I couldn't begin to tell her that no amount of medication could numb the deep, bottomless pain I felt once again at missing my first baby. 

I never knew it was possible to feel piercing devastation and limitless joy simultaneously. When I heard Hamza's first cry, my relief and joy were surreal. Until then, the only experience I'd had with labor and delivery was that of dead silence and a lifeless body pulled out of me at the end of it. My PTSD made me doubt if I'd ever get to experience the joy of holding my moving child close to me after his or her birth. But here he was, squirming in my arms, his cute tiny head poking about. My husband would later tell me that I was smiling from ear to ear and refused to let him go, even when the nurses asked for him. I have no recollection of this, but it sounds pretty accurate. 

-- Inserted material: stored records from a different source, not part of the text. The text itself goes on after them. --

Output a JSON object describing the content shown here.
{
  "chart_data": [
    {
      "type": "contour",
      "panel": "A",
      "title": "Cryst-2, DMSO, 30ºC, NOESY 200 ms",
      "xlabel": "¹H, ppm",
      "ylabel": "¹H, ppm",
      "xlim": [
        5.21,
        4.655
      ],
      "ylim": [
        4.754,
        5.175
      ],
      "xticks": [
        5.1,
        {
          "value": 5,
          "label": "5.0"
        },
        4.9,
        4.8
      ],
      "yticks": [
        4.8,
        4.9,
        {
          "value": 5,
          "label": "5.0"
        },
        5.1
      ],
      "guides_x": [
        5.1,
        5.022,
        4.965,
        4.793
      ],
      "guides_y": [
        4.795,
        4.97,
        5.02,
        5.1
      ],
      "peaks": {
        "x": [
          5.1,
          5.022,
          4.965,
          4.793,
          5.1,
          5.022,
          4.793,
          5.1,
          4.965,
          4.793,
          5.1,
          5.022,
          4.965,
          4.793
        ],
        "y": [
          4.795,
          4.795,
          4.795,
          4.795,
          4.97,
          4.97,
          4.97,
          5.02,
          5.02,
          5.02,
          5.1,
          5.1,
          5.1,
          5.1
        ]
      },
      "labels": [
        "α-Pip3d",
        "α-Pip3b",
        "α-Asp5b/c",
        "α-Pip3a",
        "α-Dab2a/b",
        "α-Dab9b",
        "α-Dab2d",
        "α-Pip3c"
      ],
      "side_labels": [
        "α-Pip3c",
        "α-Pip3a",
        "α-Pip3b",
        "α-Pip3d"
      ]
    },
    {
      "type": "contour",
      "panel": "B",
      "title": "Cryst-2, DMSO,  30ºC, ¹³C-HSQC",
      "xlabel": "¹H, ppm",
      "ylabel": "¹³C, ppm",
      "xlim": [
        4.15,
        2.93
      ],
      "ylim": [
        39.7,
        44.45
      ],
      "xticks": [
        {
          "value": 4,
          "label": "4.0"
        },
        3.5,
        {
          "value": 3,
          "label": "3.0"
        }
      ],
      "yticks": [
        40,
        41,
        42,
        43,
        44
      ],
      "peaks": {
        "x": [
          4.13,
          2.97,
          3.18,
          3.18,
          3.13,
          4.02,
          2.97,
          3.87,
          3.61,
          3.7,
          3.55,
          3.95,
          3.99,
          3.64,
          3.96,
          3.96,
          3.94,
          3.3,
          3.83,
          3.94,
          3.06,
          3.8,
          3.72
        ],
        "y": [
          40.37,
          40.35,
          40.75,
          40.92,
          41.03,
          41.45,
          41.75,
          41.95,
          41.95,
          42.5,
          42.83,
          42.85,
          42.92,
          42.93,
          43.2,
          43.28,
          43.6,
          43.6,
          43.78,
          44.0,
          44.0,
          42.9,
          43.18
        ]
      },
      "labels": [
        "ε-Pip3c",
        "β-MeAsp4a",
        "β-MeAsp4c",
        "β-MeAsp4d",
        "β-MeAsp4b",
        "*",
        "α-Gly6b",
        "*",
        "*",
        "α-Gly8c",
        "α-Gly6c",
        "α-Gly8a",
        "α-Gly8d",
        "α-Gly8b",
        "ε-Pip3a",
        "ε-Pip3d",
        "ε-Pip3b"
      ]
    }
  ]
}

As the weeks passed, I was overjoyed at Hamza's arrival but surprised at how much I still missed my first baby. I naively hoped that by having my second baby with me, my heart would be so filled with elation, there'd be no room left for any other feeling. All I wanted was a healthy baby, and now that I had him (Alhamdulillah!), why was I still feeling blue? I felt as if the me from last year – the mourning mother – was observing the current me and I felt jealous of myself. This was jarring, as I was accustomed to feeling jealous of other new moms, hating them for having what I lost, but how was it possible to feel jealousy toward myself? Everything I did with Hamza, from changing his first diaper to putting him to sleep in his rocker to rubbing his back for a burp reminded me of what I didn't get to do with my first baby. Grief is sinister in how it creeps up on you when you least expected it, tarnishing even the happiest of moments with its poison. When I needed more burp cloths, even going to the baby aisle at Target felt heavy. It felt like I was stepping into a foreign country for the first time, as I had religiously avoided these sections of stores for over a year, the sight of diaper rash creams and pacifiers making my head spin and heartache. Now I was perusing these aisles every other week as if it was completely normal and I'd been coming to them all along.

Over time, I've learned to deal with these feelings as they come. They'll probably resurface again when Hamza says his first word, starts school, or meets his paternal grandparents for the first time (inshaAllah). To attempt to suppress these feelings is futile. Time has blunted grief's stinging, omnipresent sharpness, but the yearning for my first child never goes away. While the haze lifts, a new normal, built on hope and the sunrise that is Hamza, emerges.